Outra forma de combater a criminalidade é repensar toda a educação e mentalidade policial, hoje em boa medida fundada na violência policial nos bairros pobres, o que só revolta parte dos jovens e alimenta o crime. Como diz Caetano Veloso na música Haiti, é uma “fila de soldados, quase todos pretos, dando porrada na nuca de malandros pretos”. Mas da mesma forma que nenhuma criança nasce bandido, nenhum policial nasce violento. O autor dessas linhas é daqueles que tem uma visão otimista da humanidade e acredita que o ser humano é bom por natureza. É a ideologia e a educação erradas dos quartéis que leva um policial a ser violento, a ver todo garoto pobre e especialmente negro da periferia como um potencial inimigo, um pequeno bandido, o que retroalimenta a violência.

O medo e o ódio que a violência policial gera nas periferias a ninguém interessa, nem mesmo aos próprios policiais. Muitos deles nos confessam que saem de casa com medo de não voltar para a sua família. Outros têm que esconder o uniforme e a profissão nas redes sociais por medo de represálias. Toda educação nos quarteis precisa, portanto, ser profundamente revista, repensada, educando o policial a ter uma atitude não violenta, mas sim educativa, amistosa, cuidadosa, voltada para conquistar esses adolescentes para o caminho da educação e do trabalho, especialmente com os jovens pobres da periferia.

Alguns me dizem que sou um idealista, que essas raízes mais profundas do problema só se mudam no longo prazo e do que se trata agora, no curto prazo, é conter essa onda de violência com mais violência mesmo, aumentando o efetivo policial, equipando melhor a polícia, prendendo e transferindo parte dos responsáveis por essa explosão no estado etc. Respondo que as origens da violência, no Brasil e no RN, não estão sendo bem combatidas nem no longo nem no curto prazo. Senão não teríamos tido novamente essa recente explosão no RN, apenas alguns anos após Alcaçuz. Pergunto: quando vamos pelo menos começar a atacar as raízes do problema no longo prazo? Vamos ao debate?
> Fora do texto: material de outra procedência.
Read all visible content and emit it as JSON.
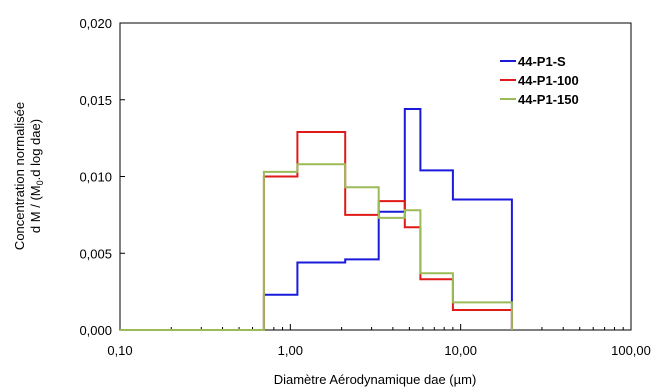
{
  "chart_data": {
    "type": "histogram-step",
    "xlabel": "Diamètre Aérodynamique dae (µm)",
    "ylabel": {
      "line1": "Concentration normalisée",
      "line2_pre": "d M / (M",
      "line2_sub": "0",
      "line2_post": ".d log dae)"
    },
    "x_scale": "log",
    "xlim": [
      0.1,
      100
    ],
    "ylim": [
      0,
      0.02
    ],
    "x_ticks": [
      0.1,
      1,
      10,
      100
    ],
    "x_tick_labels": [
      "0,10",
      "1,00",
      "10,00",
      "100,00"
    ],
    "y_ticks": [
      0,
      0.005,
      0.01,
      0.015,
      0.02
    ],
    "y_tick_labels": [
      "0,000",
      "0,005",
      "0,010",
      "0,015",
      "0,020"
    ],
    "grid": false,
    "legend_position": "top-right",
    "series": [
      {
        "name": "44-P1-S",
        "color": "#1a1adb",
        "points": [
          [
            0.1,
            0
          ],
          [
            0.7,
            0
          ],
          [
            0.7,
            0.0023
          ],
          [
            1.1,
            0.0023
          ],
          [
            1.1,
            0.0044
          ],
          [
            2.1,
            0.0044
          ],
          [
            2.1,
            0.0046
          ],
          [
            3.3,
            0.0046
          ],
          [
            3.3,
            0.0077
          ],
          [
            4.7,
            0.0077
          ],
          [
            4.7,
            0.0144
          ],
          [
            5.8,
            0.0144
          ],
          [
            5.8,
            0.0104
          ],
          [
            9,
            0.0104
          ],
          [
            9,
            0.0085
          ],
          [
            20,
            0.0085
          ],
          [
            20,
            0
          ]
        ]
      },
      {
        "name": "44-P1-100",
        "color": "#e01919",
        "points": [
          [
            0.1,
            0
          ],
          [
            0.7,
            0
          ],
          [
            0.7,
            0.01
          ],
          [
            1.1,
            0.01
          ],
          [
            1.1,
            0.0129
          ],
          [
            2.1,
            0.0129
          ],
          [
            2.1,
            0.0075
          ],
          [
            3.3,
            0.0075
          ],
          [
            3.3,
            0.0084
          ],
          [
            4.7,
            0.0084
          ],
          [
            4.7,
            0.0067
          ],
          [
            5.8,
            0.0067
          ],
          [
            5.8,
            0.0033
          ],
          [
            9,
            0.0033
          ],
          [
            9,
            0.0013
          ],
          [
            20,
            0.0013
          ],
          [
            20,
            0
          ]
        ]
      },
      {
        "name": "44-P1-150",
        "color": "#9bbb59",
        "points": [
          [
            0.1,
            0
          ],
          [
            0.7,
            0
          ],
          [
            0.7,
            0.0103
          ],
          [
            1.1,
            0.0103
          ],
          [
            1.1,
            0.0108
          ],
          [
            2.1,
            0.0108
          ],
          [
            2.1,
            0.0093
          ],
          [
            3.3,
            0.0093
          ],
          [
            3.3,
            0.0073
          ],
          [
            4.7,
            0.0073
          ],
          [
            4.7,
            0.0078
          ],
          [
            5.8,
            0.0078
          ],
          [
            5.8,
            0.0037
          ],
          [
            9,
            0.0037
          ],
          [
            9,
            0.0018
          ],
          [
            20,
            0.0018
          ],
          [
            20,
            0
          ]
        ]
      }
    ]
  }
}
Quando será que aprenderemos que a atual política de segurança está completamente fracassada? Que estamos perdendo tempo e recursos. Se não quisermos ter novas explosões muito em breve, precisamos analisar em profundidade a questão, investir em inteligência, em políticas públicas sociais e educacionais efetivas, sair da superfície e começar a atacar as raízes do problema, como cumprir as recomendações do MNCPT para os presídios, acelerar muito a implantação da educação integral nas escolas do estado para manter as crianças e jovens a maior parte de tempo ocupadas, criar oportunidades de emprego e renda, esportes, lazer para a juventude aqui fora etc. Sem isso, vamos conter essa crise atual, mas só prepararemos novas explosões em muito pouco tempo. Quem não acreditar no que aqui dizemos, é só esperar para ver.